I think, however, that the claim that nothing has changed is missing something important. I attempt to defend the distinction in detail in this paper for anyone who’s interested, but I think it’s crucial to distinguish between formal minimalism and substantive minimalism. I agree with Adler that Roberts and Alito have always been formal minimalists, declining to explicitly overrule precedents or make broad pronouncements. But prior to this term, this minimalism has often been strictly formal — several of the cases Adler cites were not substantively minimalist. Carhart II, in which they declined to formally overrule Carhart I although they were upholding a statute virtually identical to the one the Court had previously struck down, is the most obvious (and farcical) example. As for Wisconsin Right to Life, I can’t resist once again quoting from Scalia’s footnote 7:

The claim that §203 on its face does not reach a substantial amount of speech protected under the principal opinion’s test—and that the test is therefore compatible with McConnell—seems to me indefensible. Indeed, the principal opinion’s attempt at distinguishing McConnell is unpersuasive enough, and the change in the law it works is substantial enough, that seven Justices of this Court, having widely divergent views concerning the constitutionality of the restrictions at issue, agree that the opinion effectively overrules McConnell without saying so. This faux judicial restraint is judicial obfuscation.

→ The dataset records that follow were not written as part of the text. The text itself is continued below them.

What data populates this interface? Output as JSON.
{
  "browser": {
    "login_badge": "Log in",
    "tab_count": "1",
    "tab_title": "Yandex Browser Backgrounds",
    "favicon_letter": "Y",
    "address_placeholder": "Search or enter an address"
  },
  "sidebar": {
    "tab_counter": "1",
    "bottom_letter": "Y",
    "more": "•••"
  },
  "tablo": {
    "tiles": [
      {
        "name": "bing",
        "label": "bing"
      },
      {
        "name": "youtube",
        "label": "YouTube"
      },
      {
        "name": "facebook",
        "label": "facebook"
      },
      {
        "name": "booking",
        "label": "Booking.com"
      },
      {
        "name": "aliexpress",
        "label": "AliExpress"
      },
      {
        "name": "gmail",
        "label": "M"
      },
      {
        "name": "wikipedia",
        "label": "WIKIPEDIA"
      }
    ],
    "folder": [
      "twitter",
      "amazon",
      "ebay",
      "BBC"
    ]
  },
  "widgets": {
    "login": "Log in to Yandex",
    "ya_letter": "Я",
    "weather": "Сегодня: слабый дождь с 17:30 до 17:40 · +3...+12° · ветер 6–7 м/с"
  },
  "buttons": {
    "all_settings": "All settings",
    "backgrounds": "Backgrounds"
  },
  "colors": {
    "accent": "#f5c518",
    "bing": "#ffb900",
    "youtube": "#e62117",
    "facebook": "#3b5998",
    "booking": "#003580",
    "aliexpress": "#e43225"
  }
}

How the Court characterizes the relationship between a holding and its precedents is much less important than whether a holding actually is consistent with precedent. In many cases, Alito and Roberts’ formal minimalism has concealed a substantive disregard for the relevant precedent. In this sense, the VRA case really was different. My guess, though, is that it’s an outlier, an unusual case where a conservative substantive outcome and formal minimalism were essentially incompatible. In the future, I would expect the formal minimalism of Roberts and Alito to continue to mask a substantive conservatism that differs from Thomas and Scalia’s primarily in that it’s even more consistent.